I am beginning to see that theology sometimes is not all that important, that it is not as much what dogma a person subscribes to, but what they do with that dogma. For some, the stories, myths and creeds are taken quite literally and very seriously. For example, the members of the Mt. Zion Church seemed to take the biblical accounts quite literally as did the Muslims we met. Others, like many of the Jews we met and some of the Christians, have been able to expand their faith beyond the mythic-literal level and start to explore different meanings and ways of seeing the world. To be sure, some religions leave much less flexibility than others, for example Islam. Even in this religion that practically demands conformity, some have found ways of unique expression, such as the Sufis.
I think that what I have learned is that when it comes right down to it, what matters is not as much what the religion is but rather how the individual lives their life. Religion can be a positive or negative force in someone's life and granted some religions have oppression built into their basic idealogy. But religion can be a powerful binding force for a community or a rallying cry for social justice.
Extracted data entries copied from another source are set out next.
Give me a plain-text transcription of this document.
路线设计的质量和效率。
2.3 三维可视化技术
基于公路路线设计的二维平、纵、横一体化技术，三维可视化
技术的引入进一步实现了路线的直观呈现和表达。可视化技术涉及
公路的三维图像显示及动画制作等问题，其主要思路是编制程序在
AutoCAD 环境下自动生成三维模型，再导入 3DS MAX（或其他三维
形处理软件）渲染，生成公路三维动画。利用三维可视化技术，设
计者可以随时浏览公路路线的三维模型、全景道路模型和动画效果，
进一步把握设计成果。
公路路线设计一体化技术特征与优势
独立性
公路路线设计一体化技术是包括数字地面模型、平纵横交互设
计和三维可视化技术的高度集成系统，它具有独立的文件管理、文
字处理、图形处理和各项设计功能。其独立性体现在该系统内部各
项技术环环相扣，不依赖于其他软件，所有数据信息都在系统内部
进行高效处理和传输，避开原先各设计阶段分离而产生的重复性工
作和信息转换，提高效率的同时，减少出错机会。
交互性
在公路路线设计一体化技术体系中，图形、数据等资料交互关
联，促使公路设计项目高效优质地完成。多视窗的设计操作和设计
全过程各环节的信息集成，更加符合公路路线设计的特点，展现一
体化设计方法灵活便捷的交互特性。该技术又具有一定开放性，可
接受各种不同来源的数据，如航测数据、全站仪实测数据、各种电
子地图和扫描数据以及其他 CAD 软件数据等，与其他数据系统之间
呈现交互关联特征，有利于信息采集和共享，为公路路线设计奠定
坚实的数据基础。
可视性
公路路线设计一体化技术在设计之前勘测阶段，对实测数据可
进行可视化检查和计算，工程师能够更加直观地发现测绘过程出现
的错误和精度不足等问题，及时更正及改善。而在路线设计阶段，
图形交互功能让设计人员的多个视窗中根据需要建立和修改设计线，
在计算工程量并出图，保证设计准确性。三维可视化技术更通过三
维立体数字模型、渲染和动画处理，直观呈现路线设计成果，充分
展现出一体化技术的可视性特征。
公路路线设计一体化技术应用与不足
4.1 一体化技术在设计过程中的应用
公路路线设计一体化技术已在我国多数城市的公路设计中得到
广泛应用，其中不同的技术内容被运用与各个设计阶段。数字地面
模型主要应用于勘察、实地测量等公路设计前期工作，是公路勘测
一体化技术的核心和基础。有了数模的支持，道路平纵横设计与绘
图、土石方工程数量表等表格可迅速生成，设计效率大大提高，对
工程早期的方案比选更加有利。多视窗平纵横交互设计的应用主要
These observations have helped me in my own understanding of others. I can no longer lump, for instance, all Christians in a category of "bad" because of my experience with some Christians. Granted, I so not subscribe to the theology, but I have seen where it can actually be used to bring about some good in the world, which is something I would not have felt before.
I thank you for offering a course which uses this format, rather than a more traditional one that would save you much time and effort. I also appreciate your honesty and the openness you have shown when sharing your personal feelings with the class. The atmosphere you have created is less of a classroom and more of an encounter group or a group that is on a spiritual quest together.